2003.12.16 15:34 "Re: [Tiff] Stupid question", by Joris
I think my only hope in completing this project is by not going about things manually anyway. For example, the 'old' on-line archive that goes back to aug 99 is 6217 messages long, and accessable only through 6217 seperate HTML pages. I didn't quite feel up to hitting 'Save as' 6217 times, so I brew a few lines of code that downloaded the 6217 messages to my hard disc with a single click. I figure that's the only feasable strategy for all post-processing and most of the grouping and indexing too. So I don't mind CR/LF, in fact, that's going to be quite a relief after brewing code to extract the true messages from the HTML pages and filtering out all viagra related stuff.
You can say that again. ;-)
No, really, it's not that bad. The HTML is very predictable and uniform accross pages, as is typical for generated HTML, of course, so I coded up a little thing to extract the first message (your 'test' message, quite a symbol), and that is already enough to handle most pages.
Note, Andrey and I are happy to provide more direct access to the archives... such as the mbox format recent archive if you need it.
The extraction from those HTML pages is nearly finished. But I figure I need to handle this mbox format anyhow if I understand you correctly that this is the format of the 2003 archive. And I'll most defenetly end up with code eliminating duplicates, so anything is helpfull.
Nevertheless, the folder with the auto-downloaded HTML pages, each to a seperate text file, is about 30 meg. This mbox format is a lot more efficient, but still, I think it'll be 10 to 15 meg, right? It's not going to be easy to mail that to me, especially seeing my provider's mail servers are having a bad week again (or is it a bad year?). So, bottom line is: Yes, I appreciate receive 'em, unless it's too much trouble sending them.
Also, we are happy to host what you come up with as a cleaned up archive.
Let's first wait and see if I get this job done, I'm not yet quite 100% sure that it's going to be feasable, even with maximum non-manual handling. I've got a few ideas for usefull regrouping as a kind of context-sensitive help. Except that it'll be more like 'TIFF-sensitive' instead of context-sensitive, and more like 'knowledge base' instead of help. That is not quite the complete archive but is almost guaranteed to be feasable I think... So I guess something usefull is going to come out of this, anyhow, even though it may perhaps not be a completely restored archive for the last 15 years or so.
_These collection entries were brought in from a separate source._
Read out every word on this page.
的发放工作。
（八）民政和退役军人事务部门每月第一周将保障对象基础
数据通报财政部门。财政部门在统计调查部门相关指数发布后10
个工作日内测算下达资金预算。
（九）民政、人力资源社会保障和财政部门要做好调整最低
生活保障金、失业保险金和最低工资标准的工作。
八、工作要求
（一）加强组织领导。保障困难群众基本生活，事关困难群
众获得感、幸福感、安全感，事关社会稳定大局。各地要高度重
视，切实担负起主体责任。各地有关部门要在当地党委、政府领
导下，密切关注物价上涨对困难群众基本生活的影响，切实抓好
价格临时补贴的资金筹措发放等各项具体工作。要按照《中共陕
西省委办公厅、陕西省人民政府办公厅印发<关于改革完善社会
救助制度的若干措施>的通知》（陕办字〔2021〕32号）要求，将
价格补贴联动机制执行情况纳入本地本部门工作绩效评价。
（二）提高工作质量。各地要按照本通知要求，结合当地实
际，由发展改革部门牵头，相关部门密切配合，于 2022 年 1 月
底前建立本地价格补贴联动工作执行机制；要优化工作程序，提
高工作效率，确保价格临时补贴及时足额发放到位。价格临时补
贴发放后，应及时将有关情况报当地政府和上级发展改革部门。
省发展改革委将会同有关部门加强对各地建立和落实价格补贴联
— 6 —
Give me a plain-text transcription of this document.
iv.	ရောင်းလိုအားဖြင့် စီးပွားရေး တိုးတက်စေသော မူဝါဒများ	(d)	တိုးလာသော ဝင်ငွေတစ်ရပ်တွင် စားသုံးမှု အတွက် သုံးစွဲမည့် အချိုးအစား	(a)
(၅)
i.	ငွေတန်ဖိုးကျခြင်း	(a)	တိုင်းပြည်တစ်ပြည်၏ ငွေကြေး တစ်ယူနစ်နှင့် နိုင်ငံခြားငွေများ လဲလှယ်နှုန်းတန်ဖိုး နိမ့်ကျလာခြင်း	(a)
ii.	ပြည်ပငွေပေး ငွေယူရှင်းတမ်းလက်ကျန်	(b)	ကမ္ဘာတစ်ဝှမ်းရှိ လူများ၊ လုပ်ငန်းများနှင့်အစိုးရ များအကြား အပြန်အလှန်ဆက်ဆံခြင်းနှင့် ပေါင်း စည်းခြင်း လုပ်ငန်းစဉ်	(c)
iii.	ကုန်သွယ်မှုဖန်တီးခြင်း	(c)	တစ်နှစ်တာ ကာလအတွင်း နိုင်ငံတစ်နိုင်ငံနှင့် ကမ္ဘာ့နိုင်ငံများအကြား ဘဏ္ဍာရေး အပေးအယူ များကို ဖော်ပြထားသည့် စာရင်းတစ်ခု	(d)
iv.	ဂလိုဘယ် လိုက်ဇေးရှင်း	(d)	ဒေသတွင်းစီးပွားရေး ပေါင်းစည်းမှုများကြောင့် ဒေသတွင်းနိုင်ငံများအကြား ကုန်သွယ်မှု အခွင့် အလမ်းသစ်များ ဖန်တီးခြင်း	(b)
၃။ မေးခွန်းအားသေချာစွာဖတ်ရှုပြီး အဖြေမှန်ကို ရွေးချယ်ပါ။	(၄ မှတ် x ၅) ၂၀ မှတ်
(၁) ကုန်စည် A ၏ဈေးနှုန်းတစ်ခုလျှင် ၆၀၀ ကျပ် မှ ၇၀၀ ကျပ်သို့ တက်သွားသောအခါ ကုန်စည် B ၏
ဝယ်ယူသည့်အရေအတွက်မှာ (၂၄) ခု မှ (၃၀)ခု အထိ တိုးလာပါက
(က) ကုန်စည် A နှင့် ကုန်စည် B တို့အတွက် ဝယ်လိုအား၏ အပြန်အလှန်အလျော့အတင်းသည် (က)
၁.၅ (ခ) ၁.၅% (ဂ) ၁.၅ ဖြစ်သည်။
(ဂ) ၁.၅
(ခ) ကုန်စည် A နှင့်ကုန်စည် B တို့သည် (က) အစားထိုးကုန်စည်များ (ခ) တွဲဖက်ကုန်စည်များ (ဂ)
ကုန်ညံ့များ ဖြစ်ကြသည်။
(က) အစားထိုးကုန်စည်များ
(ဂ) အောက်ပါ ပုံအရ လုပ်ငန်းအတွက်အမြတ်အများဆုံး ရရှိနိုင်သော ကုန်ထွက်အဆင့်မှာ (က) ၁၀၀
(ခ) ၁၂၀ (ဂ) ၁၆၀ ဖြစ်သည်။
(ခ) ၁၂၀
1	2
Anyway, let's just wait and see first.
As to the hosting... That may be the only part of the job that might be somewhat beneficial to me. I may want to take you up on the hosting offer, but I'm also wondering if you would mind me hosting the results myself. Even if I'm allowed to host it myself, it will - of course - be a completely free download, no strings or even advertising attached, except for the hosting domain name and maybe a single pointer to my site or something. If this is not acceptable, just say so, I'm not going to do anything on this project that either you or Andrey object to. Your approval is important to me.